Students from five schools in Tianzhu Tibetan Autonomous County, Gansu Province, participate in a training workshop on children's rights from Oct. 21-23, 2005. The workshop is the first its kind for rural kids in China.

With the help of Hefei Children's Assistance Center, run-away girl Xue Lian (front), 13, goes back to school and is playing with her classmates in Huidong County, East China's Anhui Province. Statistics from the government show China has about 150,000 street children each year, more than 80% of whom are from the poverty-stricken areas.

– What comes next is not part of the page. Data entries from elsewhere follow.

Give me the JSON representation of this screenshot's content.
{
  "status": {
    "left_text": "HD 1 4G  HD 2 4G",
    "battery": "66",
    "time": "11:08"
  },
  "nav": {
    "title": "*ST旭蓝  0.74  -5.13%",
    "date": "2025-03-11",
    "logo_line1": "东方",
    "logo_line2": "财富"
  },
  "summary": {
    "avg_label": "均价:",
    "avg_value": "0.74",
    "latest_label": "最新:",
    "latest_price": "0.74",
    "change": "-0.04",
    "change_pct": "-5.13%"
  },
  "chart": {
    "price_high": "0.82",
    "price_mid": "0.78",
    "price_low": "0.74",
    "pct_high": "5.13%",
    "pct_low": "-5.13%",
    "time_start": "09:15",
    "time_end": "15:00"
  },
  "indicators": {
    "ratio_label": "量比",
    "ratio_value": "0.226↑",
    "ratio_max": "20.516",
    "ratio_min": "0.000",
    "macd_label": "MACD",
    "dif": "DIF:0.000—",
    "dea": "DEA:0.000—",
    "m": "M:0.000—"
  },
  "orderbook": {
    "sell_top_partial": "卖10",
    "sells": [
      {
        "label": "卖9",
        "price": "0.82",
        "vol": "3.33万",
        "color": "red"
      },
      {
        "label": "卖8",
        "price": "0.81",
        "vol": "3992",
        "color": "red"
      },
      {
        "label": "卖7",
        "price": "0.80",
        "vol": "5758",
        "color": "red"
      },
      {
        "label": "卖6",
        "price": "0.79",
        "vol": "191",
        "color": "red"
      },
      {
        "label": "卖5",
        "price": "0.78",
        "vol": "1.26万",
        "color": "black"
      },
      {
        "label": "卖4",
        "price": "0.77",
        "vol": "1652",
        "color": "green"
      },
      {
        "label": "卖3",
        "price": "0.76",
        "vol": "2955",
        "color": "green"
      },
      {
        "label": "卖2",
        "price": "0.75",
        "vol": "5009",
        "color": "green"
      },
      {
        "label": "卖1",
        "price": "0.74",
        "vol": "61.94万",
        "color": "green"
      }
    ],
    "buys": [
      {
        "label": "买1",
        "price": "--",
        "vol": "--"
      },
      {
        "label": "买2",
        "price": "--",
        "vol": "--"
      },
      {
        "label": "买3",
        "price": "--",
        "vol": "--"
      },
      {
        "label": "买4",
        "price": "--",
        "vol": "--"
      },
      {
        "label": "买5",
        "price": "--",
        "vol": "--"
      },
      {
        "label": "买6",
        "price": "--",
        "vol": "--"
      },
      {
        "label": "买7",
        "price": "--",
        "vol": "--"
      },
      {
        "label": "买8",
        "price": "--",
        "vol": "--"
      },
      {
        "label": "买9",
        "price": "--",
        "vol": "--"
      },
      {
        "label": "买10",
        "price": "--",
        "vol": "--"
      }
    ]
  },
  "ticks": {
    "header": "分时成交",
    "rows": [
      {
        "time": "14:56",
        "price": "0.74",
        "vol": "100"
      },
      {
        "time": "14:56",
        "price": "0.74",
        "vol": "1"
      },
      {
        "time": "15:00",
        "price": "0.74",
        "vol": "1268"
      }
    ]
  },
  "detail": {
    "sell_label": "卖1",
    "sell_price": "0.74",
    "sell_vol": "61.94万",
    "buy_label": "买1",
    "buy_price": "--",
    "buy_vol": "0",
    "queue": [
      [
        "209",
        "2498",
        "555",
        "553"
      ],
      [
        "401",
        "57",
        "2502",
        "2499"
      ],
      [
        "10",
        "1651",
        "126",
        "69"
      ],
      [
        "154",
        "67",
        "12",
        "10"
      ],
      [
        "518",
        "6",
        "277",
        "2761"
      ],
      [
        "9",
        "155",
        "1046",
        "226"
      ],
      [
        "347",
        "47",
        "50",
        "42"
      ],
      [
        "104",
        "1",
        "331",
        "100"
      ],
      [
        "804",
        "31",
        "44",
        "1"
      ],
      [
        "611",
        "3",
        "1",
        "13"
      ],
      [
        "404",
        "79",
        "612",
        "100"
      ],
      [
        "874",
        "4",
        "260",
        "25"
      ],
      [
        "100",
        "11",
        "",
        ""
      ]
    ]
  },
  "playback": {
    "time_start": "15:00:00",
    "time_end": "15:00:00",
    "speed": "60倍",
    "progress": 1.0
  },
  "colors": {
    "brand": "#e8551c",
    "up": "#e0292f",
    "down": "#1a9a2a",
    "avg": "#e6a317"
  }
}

In 2006, a "new socialist countryside" program was unveiled by the Chinese authorities, which focuses on providing increased support for farmers together with improved education and health care for the rural population. China will spend an extra 5.2 billion yuan (US$650 million) on rural schools, hospitals, crop subsidies and other programs, raising spending on those areas by 15 percent.

A job-hunting workshop for female students in Baofei Township Middle School, Renshou County, Sichuan Province. The county has a population of more than one million and is a major source of migrant workers seeking jobs all over the country.

Girls on their way to school in Zhidan County, Shaanxi Province, another poverty-stricken area in China. Launched in 1989, the Spring Bud Project, dedicated to female pupils forced to drop out of school by financial difficulties, has helped more than 1.5 million girls return to classrooms.